HDL (high-density lipoprotein) cholesterol has long been promoted as "good cholesterol" because high HDL is associated with lower cardiovascular risk in observational studies, but Mendelian randomization studies (which test genetic variants that raise HDL without changing other factors) have found that genetically elevated HDL does not reduce cardiovascular events, suggesting HDL-C is a marker of cardiovascular health rather than a cause of it, and raising HDL pharmacologically (niacin, CETP inhibitors) has consistently failed to reduce cardiovascular events in RCTs (Voight et al., Lancet, 201260312-2)).
This is a striking reversal of a 40-year clinical belief.
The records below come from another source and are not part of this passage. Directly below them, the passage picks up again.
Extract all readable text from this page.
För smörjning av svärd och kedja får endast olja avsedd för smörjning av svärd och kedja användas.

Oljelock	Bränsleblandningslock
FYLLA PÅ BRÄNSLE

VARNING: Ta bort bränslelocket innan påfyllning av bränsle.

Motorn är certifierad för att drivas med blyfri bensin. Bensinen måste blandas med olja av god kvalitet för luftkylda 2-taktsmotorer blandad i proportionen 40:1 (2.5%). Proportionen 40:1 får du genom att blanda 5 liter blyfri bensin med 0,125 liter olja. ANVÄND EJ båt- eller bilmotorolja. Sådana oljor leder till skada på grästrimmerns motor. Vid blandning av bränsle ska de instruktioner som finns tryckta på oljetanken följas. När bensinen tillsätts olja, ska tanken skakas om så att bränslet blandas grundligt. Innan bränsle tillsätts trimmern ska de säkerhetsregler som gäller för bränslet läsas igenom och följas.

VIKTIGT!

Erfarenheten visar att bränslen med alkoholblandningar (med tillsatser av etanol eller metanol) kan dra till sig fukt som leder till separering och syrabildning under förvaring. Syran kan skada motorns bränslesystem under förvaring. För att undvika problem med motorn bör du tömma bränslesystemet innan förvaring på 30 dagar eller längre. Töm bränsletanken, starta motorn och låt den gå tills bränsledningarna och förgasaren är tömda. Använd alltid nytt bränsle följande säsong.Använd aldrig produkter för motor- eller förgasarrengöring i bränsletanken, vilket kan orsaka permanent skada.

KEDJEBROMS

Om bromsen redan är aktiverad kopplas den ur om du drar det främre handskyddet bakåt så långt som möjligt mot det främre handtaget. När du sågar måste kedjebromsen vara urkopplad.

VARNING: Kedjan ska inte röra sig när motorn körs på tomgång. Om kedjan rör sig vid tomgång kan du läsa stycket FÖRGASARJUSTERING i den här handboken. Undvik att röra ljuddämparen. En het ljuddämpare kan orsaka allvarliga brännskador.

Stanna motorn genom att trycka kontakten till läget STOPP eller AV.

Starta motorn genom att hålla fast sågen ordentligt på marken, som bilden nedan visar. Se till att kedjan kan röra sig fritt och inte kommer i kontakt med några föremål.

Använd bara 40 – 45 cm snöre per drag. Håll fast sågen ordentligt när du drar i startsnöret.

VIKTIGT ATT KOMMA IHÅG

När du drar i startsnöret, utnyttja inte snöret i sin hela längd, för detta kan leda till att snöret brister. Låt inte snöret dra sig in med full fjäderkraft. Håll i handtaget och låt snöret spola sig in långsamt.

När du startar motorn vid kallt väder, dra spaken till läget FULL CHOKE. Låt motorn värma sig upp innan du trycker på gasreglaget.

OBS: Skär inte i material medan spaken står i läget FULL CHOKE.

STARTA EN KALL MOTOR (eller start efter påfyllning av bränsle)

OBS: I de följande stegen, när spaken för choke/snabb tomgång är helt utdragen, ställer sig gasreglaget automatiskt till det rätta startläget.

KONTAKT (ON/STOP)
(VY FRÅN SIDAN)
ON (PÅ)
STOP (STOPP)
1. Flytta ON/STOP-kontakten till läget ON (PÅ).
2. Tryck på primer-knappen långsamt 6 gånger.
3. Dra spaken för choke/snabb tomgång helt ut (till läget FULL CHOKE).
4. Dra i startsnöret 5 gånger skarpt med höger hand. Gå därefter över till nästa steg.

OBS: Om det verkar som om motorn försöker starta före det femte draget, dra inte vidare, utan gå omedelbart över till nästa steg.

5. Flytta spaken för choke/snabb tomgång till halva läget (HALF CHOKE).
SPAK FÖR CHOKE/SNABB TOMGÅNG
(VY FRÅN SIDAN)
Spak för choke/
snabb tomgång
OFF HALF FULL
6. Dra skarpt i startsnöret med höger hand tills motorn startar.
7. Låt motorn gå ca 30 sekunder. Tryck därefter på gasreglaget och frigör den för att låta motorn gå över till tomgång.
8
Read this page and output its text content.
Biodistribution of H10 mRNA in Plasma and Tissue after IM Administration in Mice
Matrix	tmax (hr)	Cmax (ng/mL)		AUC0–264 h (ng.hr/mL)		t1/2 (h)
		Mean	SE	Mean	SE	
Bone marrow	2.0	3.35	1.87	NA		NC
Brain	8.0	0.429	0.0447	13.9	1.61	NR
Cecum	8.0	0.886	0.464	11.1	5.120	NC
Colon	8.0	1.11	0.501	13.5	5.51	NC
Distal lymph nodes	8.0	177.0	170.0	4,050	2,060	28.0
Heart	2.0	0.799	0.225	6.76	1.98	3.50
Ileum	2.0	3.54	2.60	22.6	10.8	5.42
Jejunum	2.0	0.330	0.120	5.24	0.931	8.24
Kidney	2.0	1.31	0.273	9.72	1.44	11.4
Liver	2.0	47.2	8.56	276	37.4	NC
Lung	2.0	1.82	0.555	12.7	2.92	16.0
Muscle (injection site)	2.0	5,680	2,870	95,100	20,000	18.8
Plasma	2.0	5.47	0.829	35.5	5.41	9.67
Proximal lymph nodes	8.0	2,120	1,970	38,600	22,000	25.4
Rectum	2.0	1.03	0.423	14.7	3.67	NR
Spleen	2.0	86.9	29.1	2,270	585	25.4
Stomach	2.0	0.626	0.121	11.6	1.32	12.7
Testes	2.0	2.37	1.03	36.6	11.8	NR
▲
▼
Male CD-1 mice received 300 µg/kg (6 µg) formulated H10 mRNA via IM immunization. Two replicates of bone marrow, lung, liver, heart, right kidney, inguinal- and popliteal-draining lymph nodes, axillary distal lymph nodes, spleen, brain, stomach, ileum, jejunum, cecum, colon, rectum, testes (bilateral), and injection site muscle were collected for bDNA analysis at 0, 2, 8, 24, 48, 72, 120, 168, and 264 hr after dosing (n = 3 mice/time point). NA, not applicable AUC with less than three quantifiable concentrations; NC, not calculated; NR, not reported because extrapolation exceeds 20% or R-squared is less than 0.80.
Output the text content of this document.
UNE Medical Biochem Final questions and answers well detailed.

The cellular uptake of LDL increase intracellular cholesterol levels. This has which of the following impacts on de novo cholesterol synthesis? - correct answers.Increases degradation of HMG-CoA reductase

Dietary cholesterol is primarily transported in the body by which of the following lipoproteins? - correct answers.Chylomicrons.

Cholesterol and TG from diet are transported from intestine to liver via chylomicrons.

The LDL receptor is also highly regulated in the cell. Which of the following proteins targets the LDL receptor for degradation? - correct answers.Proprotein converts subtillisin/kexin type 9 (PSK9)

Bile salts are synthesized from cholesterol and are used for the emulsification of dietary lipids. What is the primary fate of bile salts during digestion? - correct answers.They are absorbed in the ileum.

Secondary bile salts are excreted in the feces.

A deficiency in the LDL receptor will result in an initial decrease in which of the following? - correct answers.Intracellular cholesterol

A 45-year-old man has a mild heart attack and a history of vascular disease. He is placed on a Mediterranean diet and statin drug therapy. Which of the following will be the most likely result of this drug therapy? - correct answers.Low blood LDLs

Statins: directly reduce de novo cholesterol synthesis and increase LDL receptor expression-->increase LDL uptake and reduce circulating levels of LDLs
HDL-C remains a useful risk marker, low HDL (below 40 mg/dL in men) indicates metabolic dysfunction, insulin resistance, and is associated with elevated cardiovascular risk. But spending clinical energy trying to raise HDL is not evidence-based. The patient who asks "how do I raise my HDL?" should be told: improve insulin sensitivity, exercise consistently, and reduce visceral fat, not because these raise HDL, but because they address the metabolic dysfunction that the low HDL reflects.
Honesty Scale: Solid (1) for HDL as a cardiovascular risk marker rather than a modifiable treatment target. Solid (1) for the Mendelian randomization evidence against pharmacological HDL raising.
What to do: Stop pursuing interventions specifically to raise your HDL number. Use low HDL as a marker of insulin resistance and metabolic dysfunction requiring lifestyle intervention, not a treatment target in itself. Focus on ApoB and hs-CRP as the concrete cardiovascular risk markers.